DBRS, Inc. (DBRS) considers Astoria Financial Corporation’s (Astoria or the Company) 1Q14 earnings as reflecting continued steady progress towards the Company’s strategic goals of growing core deposits and repositioning its loan portfolio, primarily by growing the multi-family loan book. The impact for Astoria of the change in the NY State calculation of income tax expense was an $11.5 million increase in net deferred tax asset with a corresponding reduction in income tax expense. Outside of this tax item, net interest income was relatively flat and noninterest income was down reflecting the linked quarter’s change in the mortgage servicing rights valuation allowance. Expenses were up modestly. A bump in the net interest margin, which includes the impact of a large prepayment penalty on a group of loans, boosted net interest income moderately higher, despite a decline in average earning assets. Although expenses were relatively flat sequentially, expenses are expected to ramp up in subsequent quarters reflecting branch openings and corresponding advertising and promotion spend.
This quarter also marked a continuance of the runoff in the Company’s residential loan portfolio which has been a headwind for growing earnings. Astoria expects to hit an inflection point in 2014 with the loan portfolio beginning to expand as the residential mortgage runoff is outpaced by growth in commercial and multifamily loans.

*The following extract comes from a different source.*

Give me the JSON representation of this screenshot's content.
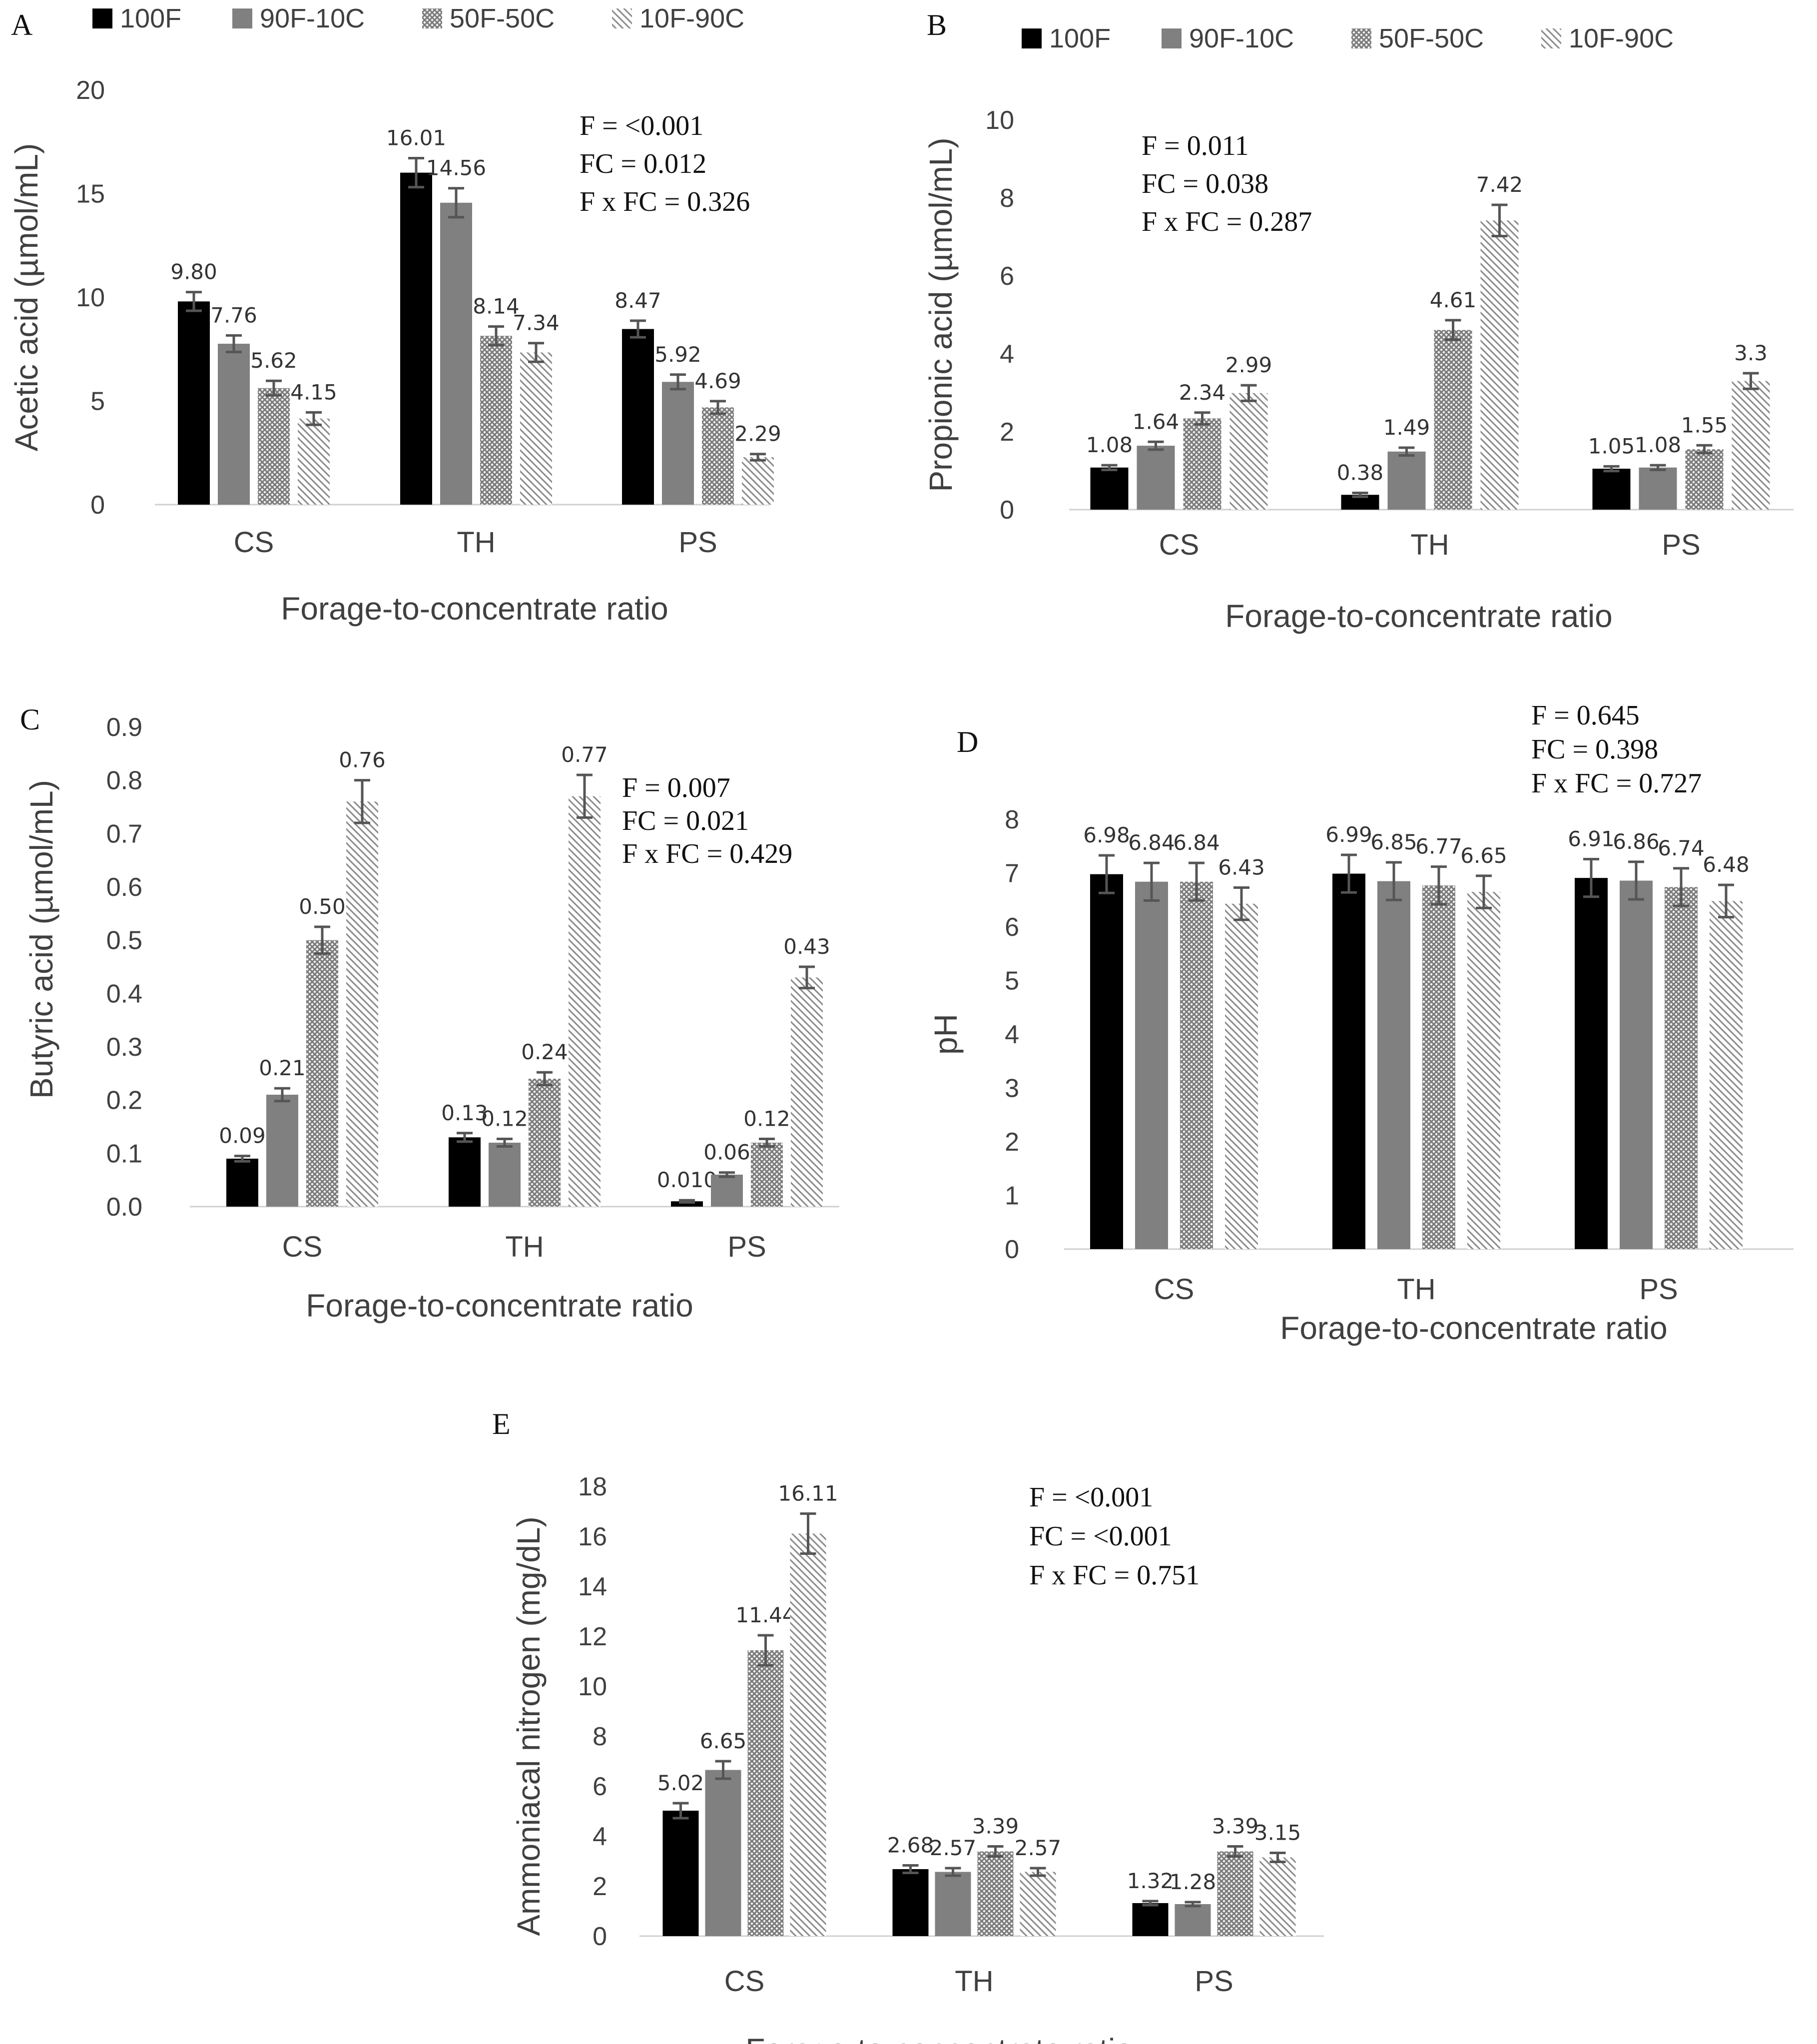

The Company’s asset quality remains sound in DBRS’s view. Non-performing loans (NPLs), which include troubled debt restructurings, decreased quarter-on-quarter (QoQ) although remain elevated given the protracted foreclosure process in many states. DBRS notes that 86% of the Company’s residential mortgage NPLs have been written down to fair value (less selling costs). As a result, DBRS sees Astoria’s loan loss reserve as acceptable given the manageable level of current and expected charge-offs.
Astoria’s ratings are underpinned by its conservative risk profile exemplified by sound asset quality and capital position and deeply entrenched retail banking franchise which has good market shares in the attractive Long Island, Queens and Brooklyn markets. Additionally, Astoria’s balance sheet metrics are improving. Balance sheet shrinkage has led to improving capital metrics and a reduced reliance on wholesale borrowings. However, the corresponding reduction in earning assets has also pressured earnings. DBRS rates Astoria’s Issuer & Senior Debt at BBB with a Stable trend.
Notes:
All figures are in U.S. dollars unless otherwise noted.
[Amended on December 23th, 2014 to remove unnecessary disclosures.]